Elder Oaks urges mutual understanding on religious freedom issues

Elder Dallin H. Oaks speaks at Harvard Law School in 2010.

Elder Dallin H. Oaks speaks at Harvard Law School in 2010.

I have heard people rant and rave and bellow
That we’re done and we might as well be dead,
But I’m only a cockeyed optimist
And I can’t get it into my head

Elder Dallin H. Oaks quoted these lyrics from South Pacific last week in a speech at Utah Valley University, explaining that he is “optimistic in the long run” despite the current threats to religious freedom from our courts and popular culture.

Elder Oaks, a lawyer who served as a Utah Supreme Court justice before becoming a member of the Quorum of the Twelve Apostles of the LDS Church, said,

In this country we have a history of tolerant diversity — not perfect but mostly effective at allowing persons with competing visions to live together in peace. We all want to live together in happiness and harmony.

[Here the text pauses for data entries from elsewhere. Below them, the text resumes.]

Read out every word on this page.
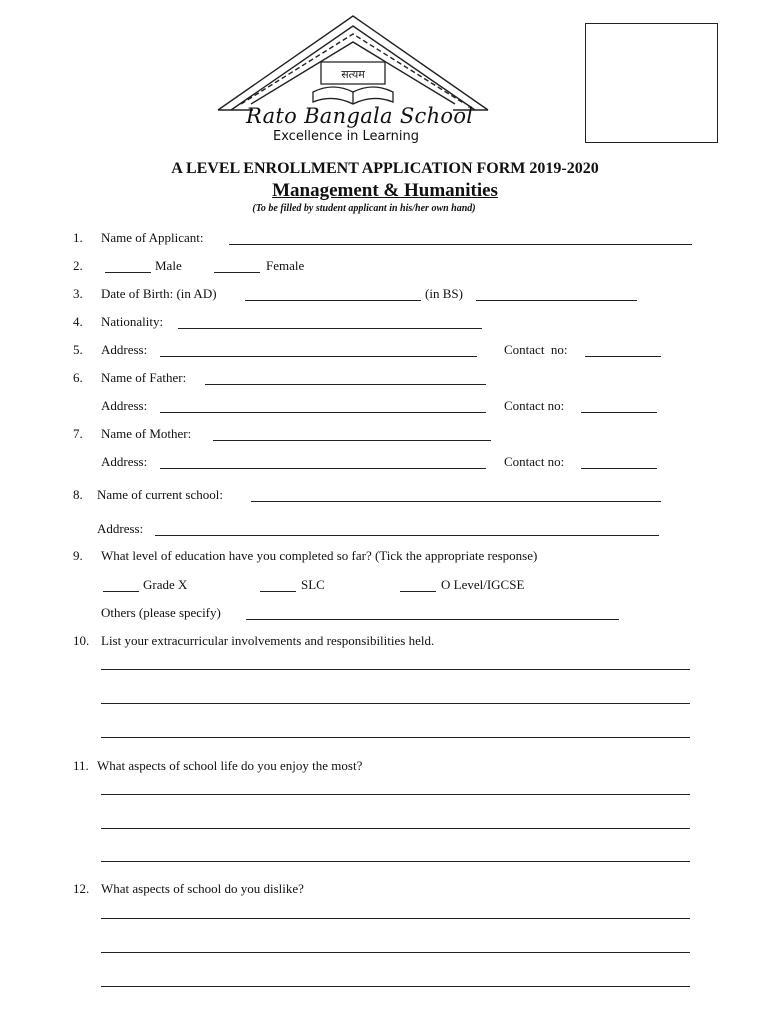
सत्यम
Rato Bangala School
Excellence in Learning
A LEVEL ENROLLMENT APPLICATION FORM 2019-2020
Management & Humanities
(To be filled by student applicant in his/her own hand)
1. Name of Applicant:
2.	Male	Female
3. Date of Birth: (in AD)	(in BS)
4. Nationality:
5. Address:	Contact  no:
6. Name of Father:
Address:	Contact no:
7. Name of Mother:
Address:	Contact no:
8. Name of current school:
Address:
9. What level of education have you completed so far? (Tick the appropriate response)
Grade X	SLC	O Level/IGCSE
Others (please specify)
10. List your extracurricular involvements and responsibilities held.
11. What aspects of school life do you enjoy the most?
12. What aspects of school do you dislike?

We all want effective ways to resolve differences without anger or contention and with mutual understanding and accommodation.

There are points of disagreement between those who insist on free exercise of religion and those who feel threatened by it. Similar disagreements exist between those who insist on nondiscrimination and those who feel that some of its results threaten their religious liberty. There are no winners in such disagreements. Whatever the outcome in one particular case, other disagreements persist, and we are all losers from the atmosphere of anger and contention. In this circumstance of contending religious rights and civil rights, all parties need to learn to live together in a community of goodwill, patience, and understanding. …

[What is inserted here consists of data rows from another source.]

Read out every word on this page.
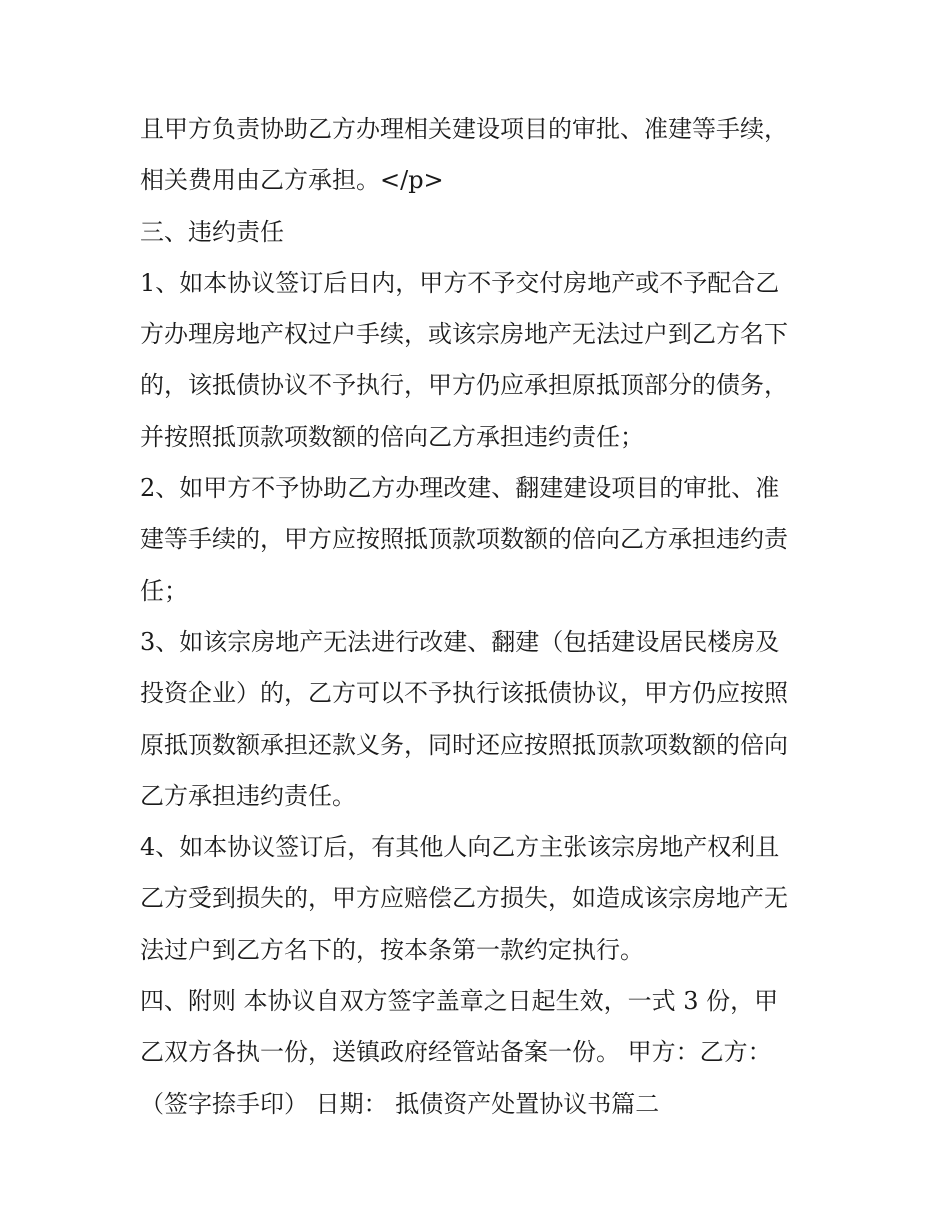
且甲方负责协助乙方办理相关建设项目的审批、准建等手续，
相关费用由乙方承担。</p>
三、违约责任
1、如本协议签订后日内，甲方不予交付房地产或不予配合乙
方办理房地产权过户手续，或该宗房地产无法过户到乙方名下
的，该抵债协议不予执行，甲方仍应承担原抵顶部分的债务，
并按照抵顶款项数额的倍向乙方承担违约责任；
2、如甲方不予协助乙方办理改建、翻建建设项目的审批、准
建等手续的，甲方应按照抵顶款项数额的倍向乙方承担违约责
任；
3、如该宗房地产无法进行改建、翻建（包括建设居民楼房及
投资企业）的，乙方可以不予执行该抵债协议，甲方仍应按照
原抵顶数额承担还款义务，同时还应按照抵顶款项数额的倍向
乙方承担违约责任。
4、如本协议签订后，有其他人向乙方主张该宗房地产权利且
乙方受到损失的，甲方应赔偿乙方损失，如造成该宗房地产无
法过户到乙方名下的，按本条第一款约定执行。
四、附则 本协议自双方签字盖章之日起生效，一式 3 份，甲
乙双方各执一份，送镇政府经管站备案一份。 甲方：乙方：
（签字捺手印） 日期： 抵债资产处置协议书篇二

To achieve our common goals we must have mutual respect for others whose beliefs, values, and behaviors differ from our own. This does not expect that we will deny or abandon our differences but that we will learn to live with others who do not share them. It will help if we are not led or unduly influenced by the extreme voices that are heard from various contending positions. Extreme voices polarize and create resentment and fear by emphasizing what is nonnegotiable and by suggesting that the desired outcome is to disable the adversary and achieve absolute victory. Such outcomes are rarely attainable and never preferable to living together in mutual understanding and peace.

I believe one important way to move forward is to minimize talk of rights and to increase talk of responsibilities. From the standpoint of religion, I urge my fellow believers to remember that the scriptures contain very little talk of rights, only commandments that create responsibilities. Others, who choose to reason in pragmatic terms, should remember that we strengthen rights by encouraging the fulfillment of responsibilities.

Another way to move forward is to encourage a more general understanding of the reality that our society is not held together primarily by law and its enforcement but most importantly by those who voluntarily obey the unenforceable because of their internalized norms of righteous or correct behavior. We all have a vital interest in religion because religious belief in right and wrong is fundamental to producing the needed voluntary compliance by a large number of our citizens.